ENST00000564138.1   2775    2105.58 		1.28293 	41.8885

Field	Description
Name	The ID of the transcript.
Length	The length of the (spliced) transcript in base pairs.
EffectiveLength	The length as accessible to RNA-seq, accounting for insert-size and edge effects.
TPM	Transcripts per Million (TPM) represents the expression of the transcript when normalized for transcript length and sequencing depth.
NumReads	The estimated number of reads from the transcript. The values are not normalized.

The gene expression quantification module also outputs the following files. For information on the metrics included, see Quantification and RNA QC Metrics.

•

<outputPrefix>.quant.genes.sf—Contains quantification results at the gene level. The results are produced by summing together all transcripts with the same geneID in the annotation file (GTF). Length and EffectiveLength are the expression-weighted means of the individual transcripts in the gene.

•

<outputPrefix>.quant.metrics.csv—Summary statistics relevant to RNA transcripts and quantification. See Quantification and RNA QC Metrics.

•

<outputPrefix>.quant.transcript_fragment_lengths.txt—Full fragment length distribution of reads mapped to transcripts.

•

<outputPrefix>.quant.transcript_coverage.txt—Measures coverage uniformity with an average of 5' to 3' coverage pattern along transcripts.

•

<outputPrefix>.SJ.saturation.txt—Measures sequencing saturation of the library, including the number of unique splice junctions observed as a function of reads processed.

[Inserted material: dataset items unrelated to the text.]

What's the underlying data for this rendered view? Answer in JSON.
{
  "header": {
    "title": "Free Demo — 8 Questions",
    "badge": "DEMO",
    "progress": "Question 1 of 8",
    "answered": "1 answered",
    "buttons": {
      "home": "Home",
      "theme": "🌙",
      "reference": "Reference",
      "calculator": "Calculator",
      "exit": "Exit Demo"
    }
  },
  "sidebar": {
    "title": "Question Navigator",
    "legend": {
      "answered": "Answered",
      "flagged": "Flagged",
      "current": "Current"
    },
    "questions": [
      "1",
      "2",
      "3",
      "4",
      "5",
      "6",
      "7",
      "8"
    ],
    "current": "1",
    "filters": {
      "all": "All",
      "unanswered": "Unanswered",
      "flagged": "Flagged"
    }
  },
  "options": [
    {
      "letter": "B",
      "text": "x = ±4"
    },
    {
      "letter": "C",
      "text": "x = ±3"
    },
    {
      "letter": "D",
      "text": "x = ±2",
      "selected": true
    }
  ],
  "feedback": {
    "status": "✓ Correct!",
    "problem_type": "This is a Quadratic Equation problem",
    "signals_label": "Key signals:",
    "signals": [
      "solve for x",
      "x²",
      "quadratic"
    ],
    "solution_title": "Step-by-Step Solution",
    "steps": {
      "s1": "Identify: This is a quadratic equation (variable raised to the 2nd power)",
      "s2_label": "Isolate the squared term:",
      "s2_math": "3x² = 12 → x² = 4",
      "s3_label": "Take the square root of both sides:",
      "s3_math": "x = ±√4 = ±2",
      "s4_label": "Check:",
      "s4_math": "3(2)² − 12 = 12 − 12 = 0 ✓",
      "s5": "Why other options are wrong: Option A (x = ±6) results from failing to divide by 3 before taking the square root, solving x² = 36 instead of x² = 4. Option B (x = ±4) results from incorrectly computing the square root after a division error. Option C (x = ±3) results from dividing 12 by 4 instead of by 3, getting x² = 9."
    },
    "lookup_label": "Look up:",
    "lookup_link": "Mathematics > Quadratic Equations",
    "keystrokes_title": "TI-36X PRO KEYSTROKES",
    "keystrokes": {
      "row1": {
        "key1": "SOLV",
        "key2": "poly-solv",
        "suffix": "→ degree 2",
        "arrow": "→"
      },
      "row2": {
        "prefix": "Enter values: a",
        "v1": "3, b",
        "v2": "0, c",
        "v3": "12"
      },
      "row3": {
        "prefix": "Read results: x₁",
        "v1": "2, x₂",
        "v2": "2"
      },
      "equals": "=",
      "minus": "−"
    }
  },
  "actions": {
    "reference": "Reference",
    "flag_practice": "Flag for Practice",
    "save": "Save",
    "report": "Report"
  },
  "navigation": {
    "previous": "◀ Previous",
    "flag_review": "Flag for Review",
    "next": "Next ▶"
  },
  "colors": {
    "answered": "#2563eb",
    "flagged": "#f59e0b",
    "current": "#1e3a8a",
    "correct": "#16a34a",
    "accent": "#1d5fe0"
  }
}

Quantification and RNA QC Metrics

The RNA Quantification module outputs metrics related to the gene expression results and more general RNA QC metrics that rely on transcript-level analysis.

A summary of the metrics is output to the <outputPrefix>.quant.metrics.csv file.

Metric	Description
Transcripts	Number of transcripts from the gene annotation file (GTF/GFF) input used for analysis.
Assumed library orientation	Library orientation of the RNA-seq reads relative to the original transcripts. The library orientation is automatically detected, or you can provide an orientation. See Quantification Options for more information.
Transcript fragments	Number of fragments (read pairs) mapped to one or more annotated transcripts.
Median transcript CV coverage	Coefficient of variation of coverage along transcripts. The metric measures how even RNA-seq read coverage is across a transcript.
<Forward / Reverse> transcript fragments	Read pairs that match transcripts on the forward or the reverse strand.
Strand mismatched fragments	If using a stranded library type, read pairs that do not match the expected strand of the transcript.
Orientation filtered fragments	Read pairs excluded from analysis because they do not match the expected orientation of the transcript (antisense).
Ambiguous orientation fragments	Read pairs that match transcripts in both forward and reverse orientation.
Intron fragments	Read pairs that overlap with a gene, but do not overlap with an exon.
Intergenic fragments	Read pairs that do not overlap with any gene.
Unknown transcript fragments	Read pairs that overlap with an exon of a gene, but do not match any transcript (mismatched splice sites).